- This condition is inherited in an X-linked recessive manner
- Specialty: Hematology

= Hyper-IgM syndrome type 1 =

Hyper IgM syndrome type 1 (HIGM-1) is the X-linked variant of the hyper IgM syndrome.

The affected individuals are virtually always male, because males only have one X chromosome, received from their mothers. Their mothers are not symptomatic, even though they are carriers of the allele, because the trait is recessive. Male offspring of these women have a 50% chance of inheriting their mother's mutant allele.

==Signs and symptoms==
A patient presenting with hyper IgM syndrome may be affected by simple infectious organisms in exposed regions like the respiratory system. Vaccination against pathogenic organisms may not help these individuals, because vaccinating them does not properly stimulate production of antibodies. Symptoms can include:

- Fever (recurrent infections)
- Low counts of IgA, IgG and IgE antibodies
- CD40L not reactive in T cells
- Recurrent sinopulmonary and GI infections with pyogenic bacteria and opportunistic organisms, and cutaneous manifestations including pyodermas extensive warts.

==Pathogenesis==
This variant of the hyper IgM syndrome is caused by mutation of the CD40LG gene. The genetic locus for this gene is Xq26. This gene codes for the CD40 ligand, which is expressed on T cells. When the CD40 ligand binds CD40 on B cells, then the B cell switches from producing IgM to producing IgA or IgG.

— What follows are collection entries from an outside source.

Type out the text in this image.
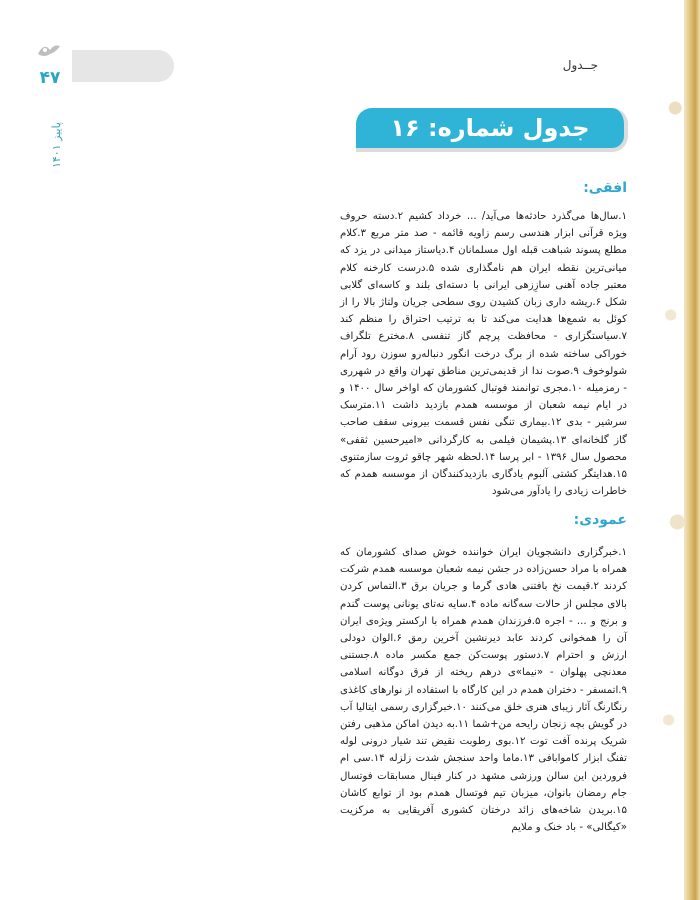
۴۷
پاییز ۱۴۰۱
جــدول
جدول شماره: ۱۶
افقی:

۱.سال‌ها می‌گذرد حادثه‌ها می‌آید/ ... خرداد کشیم ۲.دسته حروف ویژه قرآنی ابزار هندسی رسم زاویه قائمه - صد متر مربع ۳.کلام مطلع پسوند شباهت قبله اول مسلمانان ۴.دیاستاز میدانی در یزد که میانی‌ترین نقطه ایران هم نامگذاری شده ۵.درست کارخنه کلام معتبر جاده آهنی سازِزهی ایرانی با دسته‌ای بلند و کاسه‌ای گلابی شکل ۶.ریشه داری زبان کشیدن روی سطحی جریان ولتاژ بالا را از کوئل به شمع‌ها هدایت می‌کند تا به ترتیب احتراق را منظم کند ۷.سیاستگزاری - محافظت پرچم گاز تنفسی ۸.مخترع تلگراف خوراکی ساخته شده از برگ درخت انگور دنباله‌رو سوزن رود آرام شولوخوف ۹.صوت ندا از قدیمی‌ترین مناطق تهران واقع در شهرری - رمزمیله ۱۰.مجری توانمند فوتبال کشورمان که اواخر سال ۱۴۰۰ و در ایام نیمه شعبان از موسسه همدم بازدید داشت ۱۱.مترسک سرشیر - بدی ۱۲.بیماری تنگی نفس قسمت بیرونی سقف صاحب گاز گلخانه‌ای ۱۳.پشیمان فیلمی به کارگردانی «امیرحسین ثقفی» محصول سال ۱۳۹۶ - ابر پرسا ۱۴.لحظه شهر چاقو ثروت سازمتنوی ۱۵.هدایتگر کشتی آلبوم یادگاری بازدیدکنندگان از موسسه همدم که خاطرات زیادی را یادآور می‌شود

عمودی:

۱.خبرگزاری دانشجویان ایران خواننده خوش صدای کشورمان که همراه با مراد حسن‌زاده در جشن نیمه شعبان موسسه همدم شرکت کردند ۲.قیمت نخ بافتنی هادی گرما و جریان برق ۳.التماس کردن بالای مجلس از حالات سه‌گانه ماده ۴.سایه نه‌تای یونانی پوست گندم و برنج و ... - اجره ۵.فرزندان همدم همراه با ارکستر ویژه‌ی ایران آن را همخوانی کردند عابد دیرنشین آخرین رمق ۶.الوان دودلی ارزش و احترام ۷.دستور پوست‌کن جمع مکسر ماده ۸.جستنی معدنچی پهلوان - «نیما»ی درهم ریخته از فرق دوگانه اسلامی ۹.اتمسفر - دختران همدم در این کارگاه با استفاده از نوارهای کاغذی رنگارنگ آثار زیبای هنری خلق می‌کنند ۱۰.خبرگزاری رسمی ایتالیا آب در گویش بچه زنجان رایحه من+شما ۱۱.به دیدن اماکن مذهبی رفتن شریک پرنده آفت توت ۱۲.بوی رطوبت نقیض تند شیار درونی لوله تفنگ ابزار کاموابافی ۱۳.ماما واحد سنجش شدت زلزله ۱۴.سی ام فروردین این سالن ورزشی مشهد در کنار فینال مسابقات فوتسال جام رمضان بانوان، میزبان تیم فوتسال همدم بود از توابع کاشان ۱۵.بریدن شاخه‌های زائد درختان کشوری آفریقایی به مرکزیت «کیگالی» - باد خنک و ملایم
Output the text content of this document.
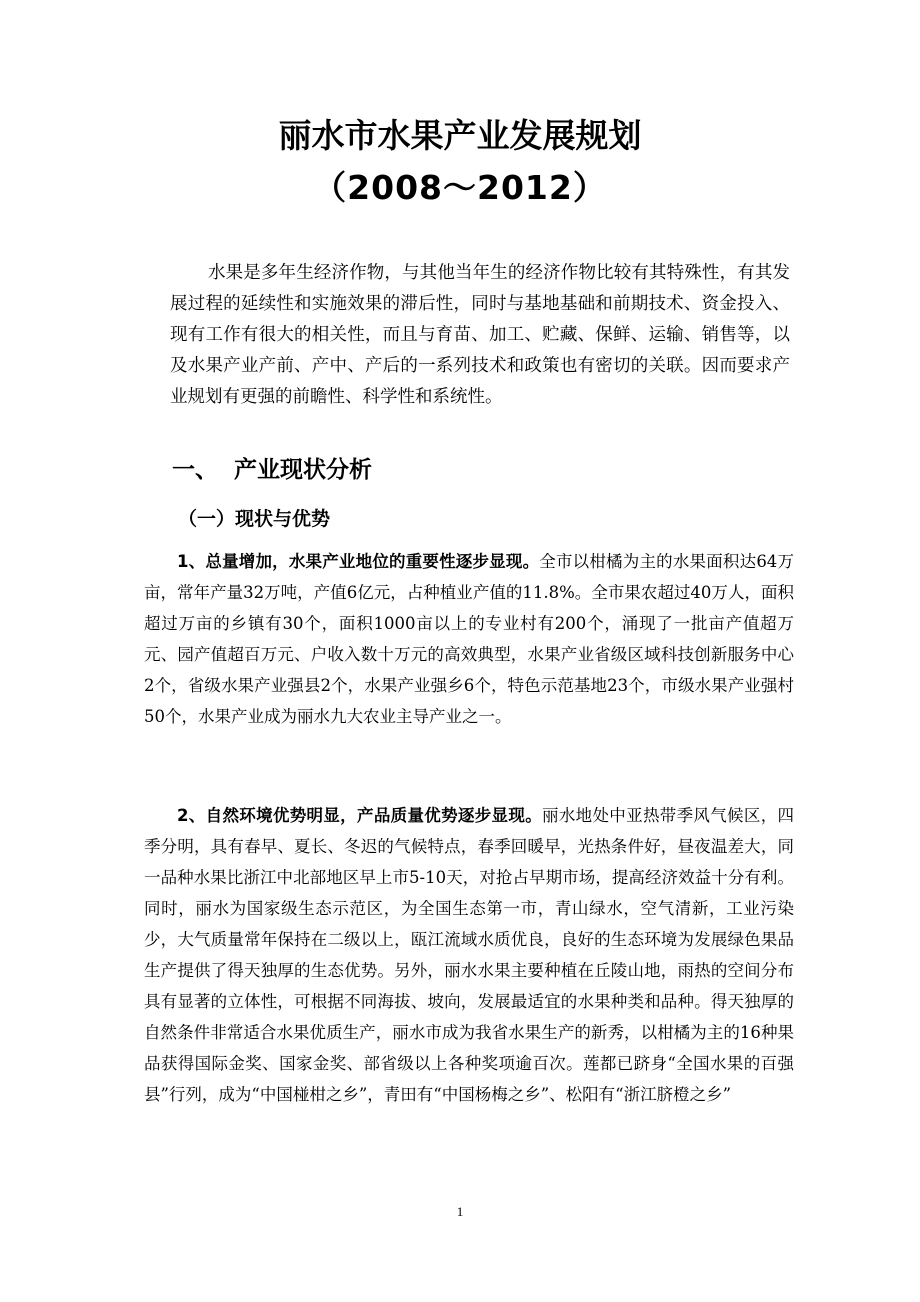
丽水市水果产业发展规划
（2008～2012）

水果是多年生经济作物，与其他当年生的经济作物比较有其特殊性，有其发展过程的延续性和实施效果的滞后性，同时与基地基础和前期技术、资金投入、现有工作有很大的相关性，而且与育苗、加工、贮藏、保鲜、运输、销售等，以及水果产业产前、产中、产后的一系列技术和政策也有密切的关联。因而要求产业规划有更强的前瞻性、科学性和系统性。

一、 产业现状分析
（一）现状与优势

1、总量增加，水果产业地位的重要性逐步显现。全市以柑橘为主的水果面积达64万亩，常年产量32万吨，产值6亿元，占种植业产值的11.8%。全市果农超过40万人，面积超过万亩的乡镇有30个，面积1000亩以上的专业村有200个，涌现了一批亩产值超万元、园产值超百万元、户收入数十万元的高效典型，水果产业省级区域科技创新服务中心2个，省级水果产业强县2个，水果产业强乡6个，特色示范基地23个，市级水果产业强村50个，水果产业成为丽水九大农业主导产业之一。

2、自然环境优势明显，产品质量优势逐步显现。丽水地处中亚热带季风气候区，四季分明，具有春早、夏长、冬迟的气候特点，春季回暖早，光热条件好，昼夜温差大，同一品种水果比浙江中北部地区早上市5-10天，对抢占早期市场，提高经济效益十分有利。同时，丽水为国家级生态示范区，为全国生态第一市，青山绿水，空气清新，工业污染少，大气质量常年保持在二级以上，瓯江流域水质优良，良好的生态环境为发展绿色果品生产提供了得天独厚的生态优势。另外，丽水水果主要种植在丘陵山地，雨热的空间分布具有显著的立体性，可根据不同海拔、坡向，发展最适宜的水果种类和品种。得天独厚的自然条件非常适合水果优质生产，丽水市成为我省水果生产的新秀，以柑橘为主的16种果品获得国际金奖、国家金奖、部省级以上各种奖项逾百次。莲都已跻身“全国水果的百强县”行列，成为“中国椪柑之乡”，青田有“中国杨梅之乡”、松阳有“浙江脐橙之乡”

1
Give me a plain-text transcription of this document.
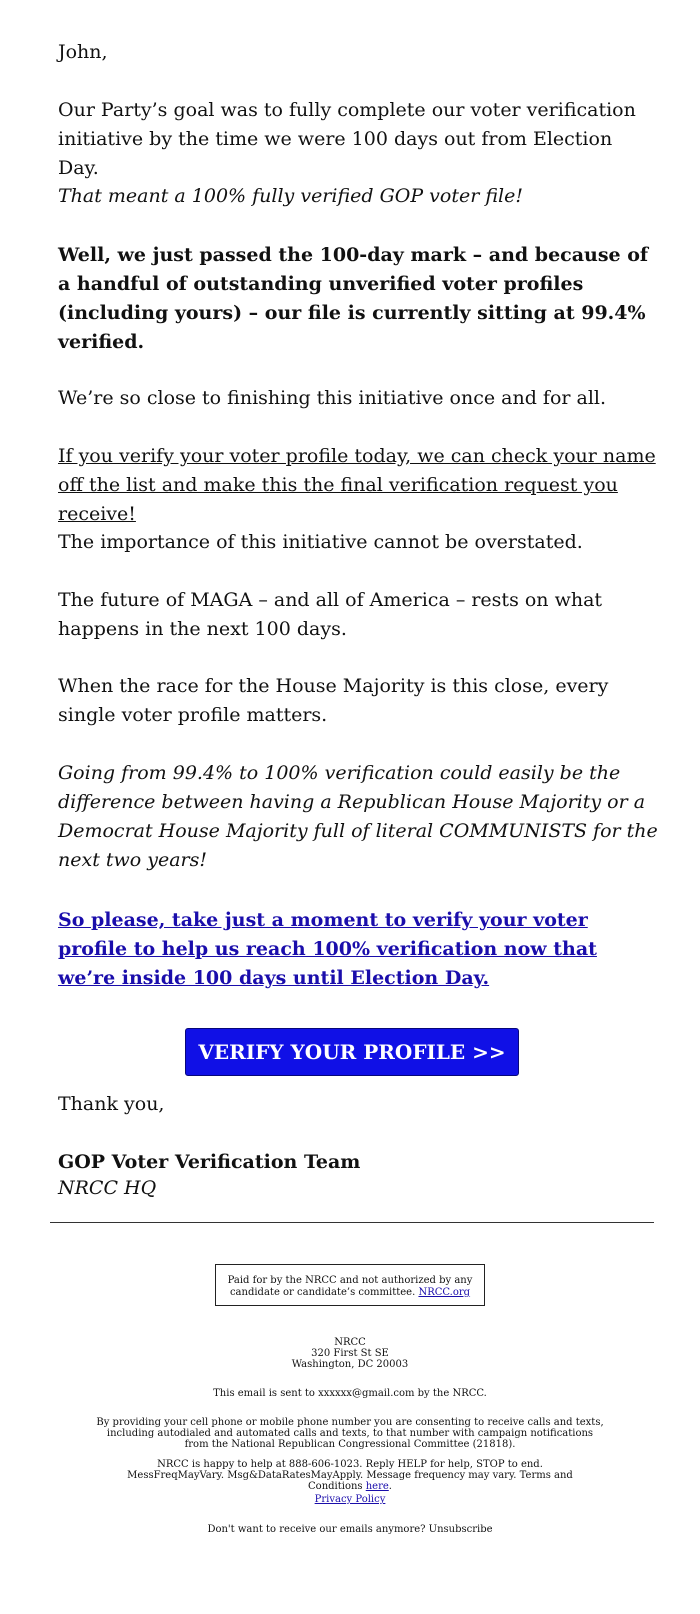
John,

Our Party’s goal was to fully complete our voter verification initiative by the time we were 100 days out from Election Day.

That meant a 100% fully verified GOP voter file!

Well, we just passed the 100-day mark – and because of a handful of outstanding unverified voter profiles (including yours) – our file is currently sitting at 99.4% verified.

We’re so close to finishing this initiative once and for all.

If you verify your voter profile today, we can check your name off the list and make this the final verification request you receive!

The importance of this initiative cannot be overstated.

The future of MAGA – and all of America – rests on what happens in the next 100 days.

When the race for the House Majority is this close, every single voter profile matters.

Going from 99.4% to 100% verification could easily be the difference between having a Republican House Majority or a Democrat House Majority full of literal COMMUNISTS for the next two years!

So please, take just a moment to verify your voter profile to help us reach 100% verification now that we’re inside 100 days until Election Day.

Thank you,

GOP Voter Verification Team

NRCC HQ

VERIFY YOUR PROFILE >>
Paid for by the NRCC and not authorized by any candidate or candidate’s committee. NRCC.org
NRCC
320 First St SE
Washington, DC 20003
This email is sent to xxxxxx@gmail.com by the NRCC.
By providing your cell phone or mobile phone number you are consenting to receive calls and texts, including autodialed and automated calls and texts, to that number with campaign notifications from the National Republican Congressional Committee (21818).
NRCC is happy to help at 888-606-1023. Reply HELP for help, STOP to end. MessFreqMayVary. Msg&DataRatesMayApply. Message frequency may vary. Terms and Conditions here.
Privacy Policy
Don't want to receive our emails anymore? Unsubscribe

In these patients a biopsy of a lymph node may show poor development of structural and germinal centers because of the lack of activation of B cells by the T cells in them.

==Treatment==
Patients presenting with this disease undergo antibiotic treatment and gammaglobulin transfusions. Antibiotics are used to fight off the pathogenic organisms and the gammaglobulin helps provide a normal balance of antibodies to fight the infection. Bone marrow transplantation may be an option in some cases.